Parliamentarians of the All-Party Parliamentary Group (APPG) on Agriculture and Food for Development are calling on the UK Government, and specifically the Department for International Development (DFID), to invest in agriculture to combat the hunger that 925 million people around the world are undernourished face every day - in a Parliamentary Report, on "Home Grown Nutrition".
In the report, a HarvestPlus project, in which NRI is a contributing partner, is used as an example of successful 'Home Grown Nutrition'. The project improved the vitamin A status of women and children through adoption of orange-fleshed sweet potato in place of traditional white-fleshed ones.
Andrew Westby, Director of NRI says: "The Natural Resources Institute welcomes this timely report, we believe that smallholder farmers are crucial to addressing the challenges of global hunger, and more sustained support for them would be a positive step towards greater food and nutrition security worldwide."
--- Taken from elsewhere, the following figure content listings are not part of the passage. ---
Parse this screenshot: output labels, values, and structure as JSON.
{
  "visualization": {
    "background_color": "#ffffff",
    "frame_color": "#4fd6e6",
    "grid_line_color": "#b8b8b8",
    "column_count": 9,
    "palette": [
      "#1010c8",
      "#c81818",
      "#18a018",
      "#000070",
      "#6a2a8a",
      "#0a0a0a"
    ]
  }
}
The report's recommendations come ahead of a high level meeting that will be co-hosted by the UK government on 8 June. 'The Nutrition for Growth: Beating Hunger through Business and Science' meeting will be held in the build-up to the G8 summit in Northern Ireland and will bring together business leaders, scientists, governments and civil society to make the ambitious commitments needed to tackle nutrition in some of the world's poorest countries.
Building on the issues raised by the Hunger Summit held in London last summer, which highlighted the devastating consequences of undernutrition on children, it is expected that as a result of this next meeting, the UK will make financial pledges to support work on nutrition.
Lord Cameron of Dillington, chairman of the APPG on Agriculture and Food for Development, stated that, "Agriculture is the basis of many, if not all, pathways to improved nutrition. All development goals and interventions are strengthened by a productive agricultural sector."
Agriculture as a development theme has been chronically underfunded by DFID in the past. NRI, and the APPG of Agriculture and Food for Development, urge the government to make sure agriculture is no longer overlooked. Investments in agriculture must be seen as a long term project, putting smallholder farmers at the centre of such programmes.